Abstract: Geographic atrophy (GA) is a key biomarker of dry age-related macular degeneration (AMD) traditionally identified through color fundus photography. Hyper-transmission defects (hyperTDs), a feature highly correlated with GA, have recently gained prominence in optical coherence tomography (OCT) research. OCT offers cross-sectional imaging of the retina, leading to the development of the terms complete retinal pigment epithelium and outer retinal atrophy (cRORA) to describe specific patterns of structural degeneration. Within the definitions of cRORA three critical lesions are implicated: inner nuclear layer and outer plexiform layer (INL-OPL) subsidence, ellipsoid zone and retinal pigment epithelium (EZ-RPE) disruption, and hyperTDs.
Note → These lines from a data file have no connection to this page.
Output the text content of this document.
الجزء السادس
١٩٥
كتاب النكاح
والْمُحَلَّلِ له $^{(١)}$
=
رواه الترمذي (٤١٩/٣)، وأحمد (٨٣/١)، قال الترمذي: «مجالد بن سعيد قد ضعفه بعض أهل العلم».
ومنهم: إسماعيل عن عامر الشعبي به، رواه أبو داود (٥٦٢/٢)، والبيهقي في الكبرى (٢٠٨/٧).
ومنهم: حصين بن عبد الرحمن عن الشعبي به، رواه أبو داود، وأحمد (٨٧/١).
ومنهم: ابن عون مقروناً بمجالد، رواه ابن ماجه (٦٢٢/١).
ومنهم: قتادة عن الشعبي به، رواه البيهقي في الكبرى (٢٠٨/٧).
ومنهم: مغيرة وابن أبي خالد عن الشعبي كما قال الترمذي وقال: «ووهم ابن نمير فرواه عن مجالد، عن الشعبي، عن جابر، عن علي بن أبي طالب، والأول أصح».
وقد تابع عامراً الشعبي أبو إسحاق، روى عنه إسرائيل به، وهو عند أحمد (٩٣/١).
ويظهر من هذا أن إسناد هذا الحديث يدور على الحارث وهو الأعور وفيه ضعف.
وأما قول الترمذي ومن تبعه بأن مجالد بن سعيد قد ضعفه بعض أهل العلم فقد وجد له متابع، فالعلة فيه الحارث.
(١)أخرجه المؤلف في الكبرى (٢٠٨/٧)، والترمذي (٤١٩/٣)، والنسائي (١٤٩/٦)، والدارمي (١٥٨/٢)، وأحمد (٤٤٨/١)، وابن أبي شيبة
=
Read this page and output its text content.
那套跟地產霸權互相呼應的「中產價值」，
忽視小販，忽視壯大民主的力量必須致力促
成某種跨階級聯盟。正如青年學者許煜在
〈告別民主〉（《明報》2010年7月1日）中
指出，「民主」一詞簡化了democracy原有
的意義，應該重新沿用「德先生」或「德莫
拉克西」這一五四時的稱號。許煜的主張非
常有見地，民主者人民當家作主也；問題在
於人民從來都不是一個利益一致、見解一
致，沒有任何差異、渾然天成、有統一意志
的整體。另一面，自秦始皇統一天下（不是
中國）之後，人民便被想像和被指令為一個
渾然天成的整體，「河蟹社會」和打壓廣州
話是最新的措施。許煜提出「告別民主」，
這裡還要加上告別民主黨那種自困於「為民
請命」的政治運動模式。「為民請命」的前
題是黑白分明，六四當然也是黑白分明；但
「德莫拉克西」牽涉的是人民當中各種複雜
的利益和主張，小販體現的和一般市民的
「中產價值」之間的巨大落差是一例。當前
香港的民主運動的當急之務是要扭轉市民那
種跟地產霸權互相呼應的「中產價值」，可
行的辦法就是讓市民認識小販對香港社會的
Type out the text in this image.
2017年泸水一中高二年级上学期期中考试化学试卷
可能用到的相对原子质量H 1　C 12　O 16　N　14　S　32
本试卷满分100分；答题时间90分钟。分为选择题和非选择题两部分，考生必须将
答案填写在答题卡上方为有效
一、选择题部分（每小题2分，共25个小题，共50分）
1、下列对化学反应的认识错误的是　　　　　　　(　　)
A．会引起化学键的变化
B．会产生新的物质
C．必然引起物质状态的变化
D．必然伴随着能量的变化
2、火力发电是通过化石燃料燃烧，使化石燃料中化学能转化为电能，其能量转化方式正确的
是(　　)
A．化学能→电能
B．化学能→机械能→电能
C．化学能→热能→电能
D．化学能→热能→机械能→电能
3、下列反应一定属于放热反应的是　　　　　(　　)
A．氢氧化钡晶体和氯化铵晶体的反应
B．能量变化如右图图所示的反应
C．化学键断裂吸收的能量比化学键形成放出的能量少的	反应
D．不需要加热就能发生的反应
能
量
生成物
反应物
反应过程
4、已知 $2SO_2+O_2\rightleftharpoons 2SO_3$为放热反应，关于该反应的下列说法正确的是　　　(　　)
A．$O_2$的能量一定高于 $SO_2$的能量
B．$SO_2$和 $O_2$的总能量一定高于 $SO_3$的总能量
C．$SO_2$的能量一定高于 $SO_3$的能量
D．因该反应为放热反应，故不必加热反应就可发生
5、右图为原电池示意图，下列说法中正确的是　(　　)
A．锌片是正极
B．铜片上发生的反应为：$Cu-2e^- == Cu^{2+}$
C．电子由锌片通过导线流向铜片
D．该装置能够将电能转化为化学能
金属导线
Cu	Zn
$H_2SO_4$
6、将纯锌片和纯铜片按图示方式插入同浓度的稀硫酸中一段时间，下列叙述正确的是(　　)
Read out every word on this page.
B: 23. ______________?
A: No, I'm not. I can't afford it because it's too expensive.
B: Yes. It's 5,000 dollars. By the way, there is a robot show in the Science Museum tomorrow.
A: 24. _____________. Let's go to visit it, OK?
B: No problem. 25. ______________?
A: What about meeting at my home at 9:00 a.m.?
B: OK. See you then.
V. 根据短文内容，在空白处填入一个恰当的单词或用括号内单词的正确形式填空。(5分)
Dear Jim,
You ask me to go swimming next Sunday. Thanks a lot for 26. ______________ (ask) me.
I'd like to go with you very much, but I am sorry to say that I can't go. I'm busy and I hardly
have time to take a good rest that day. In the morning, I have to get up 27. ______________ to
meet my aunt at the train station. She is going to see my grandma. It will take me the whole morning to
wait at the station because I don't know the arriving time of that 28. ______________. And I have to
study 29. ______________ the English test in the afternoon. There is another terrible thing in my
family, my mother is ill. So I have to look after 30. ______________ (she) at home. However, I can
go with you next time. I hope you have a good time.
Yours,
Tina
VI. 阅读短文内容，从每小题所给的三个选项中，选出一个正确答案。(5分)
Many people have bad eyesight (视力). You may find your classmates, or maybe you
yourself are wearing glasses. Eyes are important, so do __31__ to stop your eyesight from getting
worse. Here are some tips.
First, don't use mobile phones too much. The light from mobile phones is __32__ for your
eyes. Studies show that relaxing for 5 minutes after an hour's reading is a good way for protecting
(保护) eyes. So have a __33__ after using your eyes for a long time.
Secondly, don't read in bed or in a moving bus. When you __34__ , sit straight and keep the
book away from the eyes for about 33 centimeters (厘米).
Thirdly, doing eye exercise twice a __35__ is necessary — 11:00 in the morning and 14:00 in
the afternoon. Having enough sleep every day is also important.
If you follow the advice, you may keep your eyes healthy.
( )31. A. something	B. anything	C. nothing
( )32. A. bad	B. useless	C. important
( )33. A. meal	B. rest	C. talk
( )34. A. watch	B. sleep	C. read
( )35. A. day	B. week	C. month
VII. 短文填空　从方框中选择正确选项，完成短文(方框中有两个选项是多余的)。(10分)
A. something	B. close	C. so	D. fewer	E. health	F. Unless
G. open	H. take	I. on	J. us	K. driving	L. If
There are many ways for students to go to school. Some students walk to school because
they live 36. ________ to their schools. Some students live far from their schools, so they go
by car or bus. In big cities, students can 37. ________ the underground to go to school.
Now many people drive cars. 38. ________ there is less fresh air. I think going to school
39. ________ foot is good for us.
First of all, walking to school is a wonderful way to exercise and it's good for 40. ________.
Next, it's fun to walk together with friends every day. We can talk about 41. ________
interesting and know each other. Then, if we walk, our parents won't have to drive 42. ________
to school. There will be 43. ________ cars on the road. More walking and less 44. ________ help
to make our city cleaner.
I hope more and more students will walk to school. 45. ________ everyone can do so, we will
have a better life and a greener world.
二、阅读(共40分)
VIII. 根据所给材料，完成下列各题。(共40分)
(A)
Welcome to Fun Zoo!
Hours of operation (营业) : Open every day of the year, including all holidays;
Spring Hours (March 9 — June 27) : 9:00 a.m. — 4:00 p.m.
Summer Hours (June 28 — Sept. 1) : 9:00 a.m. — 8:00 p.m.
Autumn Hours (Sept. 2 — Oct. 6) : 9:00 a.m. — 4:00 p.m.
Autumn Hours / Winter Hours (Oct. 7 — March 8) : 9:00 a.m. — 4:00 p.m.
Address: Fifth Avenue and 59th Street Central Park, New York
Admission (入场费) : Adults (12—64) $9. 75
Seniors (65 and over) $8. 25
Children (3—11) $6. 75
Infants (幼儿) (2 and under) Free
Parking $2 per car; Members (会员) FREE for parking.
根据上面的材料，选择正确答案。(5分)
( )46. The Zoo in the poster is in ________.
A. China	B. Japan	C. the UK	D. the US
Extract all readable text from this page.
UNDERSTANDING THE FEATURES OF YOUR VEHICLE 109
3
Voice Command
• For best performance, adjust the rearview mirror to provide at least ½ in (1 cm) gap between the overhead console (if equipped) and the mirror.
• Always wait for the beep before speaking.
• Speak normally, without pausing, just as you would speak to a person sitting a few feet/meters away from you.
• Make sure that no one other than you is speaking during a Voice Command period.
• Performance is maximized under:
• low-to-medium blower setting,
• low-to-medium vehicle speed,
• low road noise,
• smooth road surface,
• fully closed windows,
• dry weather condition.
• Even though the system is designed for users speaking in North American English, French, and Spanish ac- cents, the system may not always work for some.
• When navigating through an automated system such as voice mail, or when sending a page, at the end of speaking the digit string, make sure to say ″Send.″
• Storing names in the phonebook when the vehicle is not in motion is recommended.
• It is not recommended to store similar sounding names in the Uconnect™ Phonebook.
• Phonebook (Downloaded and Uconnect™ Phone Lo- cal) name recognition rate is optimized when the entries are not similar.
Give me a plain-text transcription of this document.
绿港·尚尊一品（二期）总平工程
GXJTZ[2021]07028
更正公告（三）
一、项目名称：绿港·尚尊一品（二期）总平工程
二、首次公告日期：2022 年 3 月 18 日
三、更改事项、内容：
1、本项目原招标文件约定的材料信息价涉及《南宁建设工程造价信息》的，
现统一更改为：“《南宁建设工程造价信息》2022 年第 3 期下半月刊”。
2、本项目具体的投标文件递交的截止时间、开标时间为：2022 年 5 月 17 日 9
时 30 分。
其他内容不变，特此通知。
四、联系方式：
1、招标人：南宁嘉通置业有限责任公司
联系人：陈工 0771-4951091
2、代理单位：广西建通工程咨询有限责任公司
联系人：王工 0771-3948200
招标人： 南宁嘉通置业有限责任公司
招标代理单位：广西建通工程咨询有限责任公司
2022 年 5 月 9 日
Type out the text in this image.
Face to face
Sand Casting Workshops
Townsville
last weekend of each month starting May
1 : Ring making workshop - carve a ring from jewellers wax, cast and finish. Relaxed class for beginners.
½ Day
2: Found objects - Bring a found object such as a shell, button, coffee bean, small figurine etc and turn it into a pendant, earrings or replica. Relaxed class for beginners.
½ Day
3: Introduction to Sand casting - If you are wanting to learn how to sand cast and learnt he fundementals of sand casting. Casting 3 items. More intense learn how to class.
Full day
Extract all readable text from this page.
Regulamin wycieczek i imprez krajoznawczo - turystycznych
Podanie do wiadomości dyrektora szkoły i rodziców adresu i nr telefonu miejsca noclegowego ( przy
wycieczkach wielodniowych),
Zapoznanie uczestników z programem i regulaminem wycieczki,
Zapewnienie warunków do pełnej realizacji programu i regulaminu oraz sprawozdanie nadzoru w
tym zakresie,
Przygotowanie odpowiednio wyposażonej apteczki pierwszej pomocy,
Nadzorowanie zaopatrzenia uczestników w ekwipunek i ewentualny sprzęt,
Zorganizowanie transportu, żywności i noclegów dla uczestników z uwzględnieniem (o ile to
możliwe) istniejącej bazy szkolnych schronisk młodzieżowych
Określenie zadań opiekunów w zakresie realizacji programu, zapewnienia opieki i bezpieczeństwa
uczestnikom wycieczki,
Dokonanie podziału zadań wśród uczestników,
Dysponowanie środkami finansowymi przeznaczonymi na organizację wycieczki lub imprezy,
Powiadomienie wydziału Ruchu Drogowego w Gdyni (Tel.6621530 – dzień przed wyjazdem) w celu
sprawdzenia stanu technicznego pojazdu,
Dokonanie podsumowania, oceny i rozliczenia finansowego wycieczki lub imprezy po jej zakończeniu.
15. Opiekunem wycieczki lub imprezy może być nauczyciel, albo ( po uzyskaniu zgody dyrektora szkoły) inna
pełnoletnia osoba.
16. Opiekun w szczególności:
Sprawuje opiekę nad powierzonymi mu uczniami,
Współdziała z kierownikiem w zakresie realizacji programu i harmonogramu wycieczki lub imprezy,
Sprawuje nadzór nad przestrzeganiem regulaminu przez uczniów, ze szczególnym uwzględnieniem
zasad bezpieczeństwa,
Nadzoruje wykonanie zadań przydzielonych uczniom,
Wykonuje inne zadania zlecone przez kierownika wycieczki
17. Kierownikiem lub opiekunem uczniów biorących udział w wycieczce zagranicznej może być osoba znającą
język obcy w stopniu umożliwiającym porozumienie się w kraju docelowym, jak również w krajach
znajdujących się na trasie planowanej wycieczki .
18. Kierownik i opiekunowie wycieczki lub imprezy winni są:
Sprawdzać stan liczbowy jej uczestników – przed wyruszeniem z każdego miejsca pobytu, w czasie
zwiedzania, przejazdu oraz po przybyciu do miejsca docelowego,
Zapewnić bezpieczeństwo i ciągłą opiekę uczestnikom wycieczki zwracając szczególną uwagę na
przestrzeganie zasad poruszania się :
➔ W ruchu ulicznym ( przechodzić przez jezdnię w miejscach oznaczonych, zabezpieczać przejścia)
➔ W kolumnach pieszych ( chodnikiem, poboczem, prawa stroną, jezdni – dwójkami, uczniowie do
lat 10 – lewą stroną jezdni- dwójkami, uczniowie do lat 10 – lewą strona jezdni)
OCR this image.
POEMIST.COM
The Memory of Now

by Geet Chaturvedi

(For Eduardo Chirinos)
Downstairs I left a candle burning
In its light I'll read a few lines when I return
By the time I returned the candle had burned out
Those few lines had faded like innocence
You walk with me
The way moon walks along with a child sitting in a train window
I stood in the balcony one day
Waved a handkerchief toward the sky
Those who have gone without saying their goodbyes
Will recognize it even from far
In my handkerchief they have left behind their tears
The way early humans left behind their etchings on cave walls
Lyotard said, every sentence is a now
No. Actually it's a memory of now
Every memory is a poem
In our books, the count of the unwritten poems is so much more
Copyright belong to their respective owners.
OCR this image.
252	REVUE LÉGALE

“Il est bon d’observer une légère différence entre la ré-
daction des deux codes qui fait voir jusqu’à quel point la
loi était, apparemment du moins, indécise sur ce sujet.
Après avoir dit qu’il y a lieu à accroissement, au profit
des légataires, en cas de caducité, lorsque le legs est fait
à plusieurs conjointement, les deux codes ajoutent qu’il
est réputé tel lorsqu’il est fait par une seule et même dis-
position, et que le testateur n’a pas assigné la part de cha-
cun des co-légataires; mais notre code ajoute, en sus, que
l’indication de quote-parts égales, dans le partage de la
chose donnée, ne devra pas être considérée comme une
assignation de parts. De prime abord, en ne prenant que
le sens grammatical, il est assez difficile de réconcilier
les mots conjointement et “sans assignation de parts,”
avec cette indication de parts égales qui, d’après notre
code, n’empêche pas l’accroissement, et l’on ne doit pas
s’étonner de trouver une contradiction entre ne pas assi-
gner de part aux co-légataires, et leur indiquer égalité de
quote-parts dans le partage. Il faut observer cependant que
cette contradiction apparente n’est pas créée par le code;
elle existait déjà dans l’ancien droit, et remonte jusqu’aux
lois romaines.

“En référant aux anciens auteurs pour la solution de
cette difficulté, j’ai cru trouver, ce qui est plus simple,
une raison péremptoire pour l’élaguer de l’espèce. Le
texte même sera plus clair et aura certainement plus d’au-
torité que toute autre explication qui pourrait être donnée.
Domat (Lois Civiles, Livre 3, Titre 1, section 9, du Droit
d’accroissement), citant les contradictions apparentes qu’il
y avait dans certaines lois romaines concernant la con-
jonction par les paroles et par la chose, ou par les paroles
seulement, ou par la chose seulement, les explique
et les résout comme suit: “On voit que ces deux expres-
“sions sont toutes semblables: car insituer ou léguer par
To enable the automated quantification of retinal atrophy progression, we propose an AI-based model that segments INL-OPL subsidence, EZ-RPE disruption, and hyperTDs. Additionally, we developed an algorithm that leverages these segmentation results to distinguish cRORA from hyperTDs in the absence of GA. We evaluated our approach on a comprehensive dataset of eyes with AMD and healthy eyes, achieving mean voxel-level F1-scores of 0.76/0.13 (mean/standard deviation) for INL-OPL subsidence, 0.64/0.15 for EZ-RPE disruption, and 0.69/0.04 for hyperTDs. For distinguishing cRORA from hyperTDs, we achieved an average pixel-level F1-score of 0.80/0.12 for segment cRORA from hyperTDs. This method demonstrates significant advances in the quantitative analysis of retinal atrophy, offering a promising tool for improved AMD diagnosis and disease progression monitoring.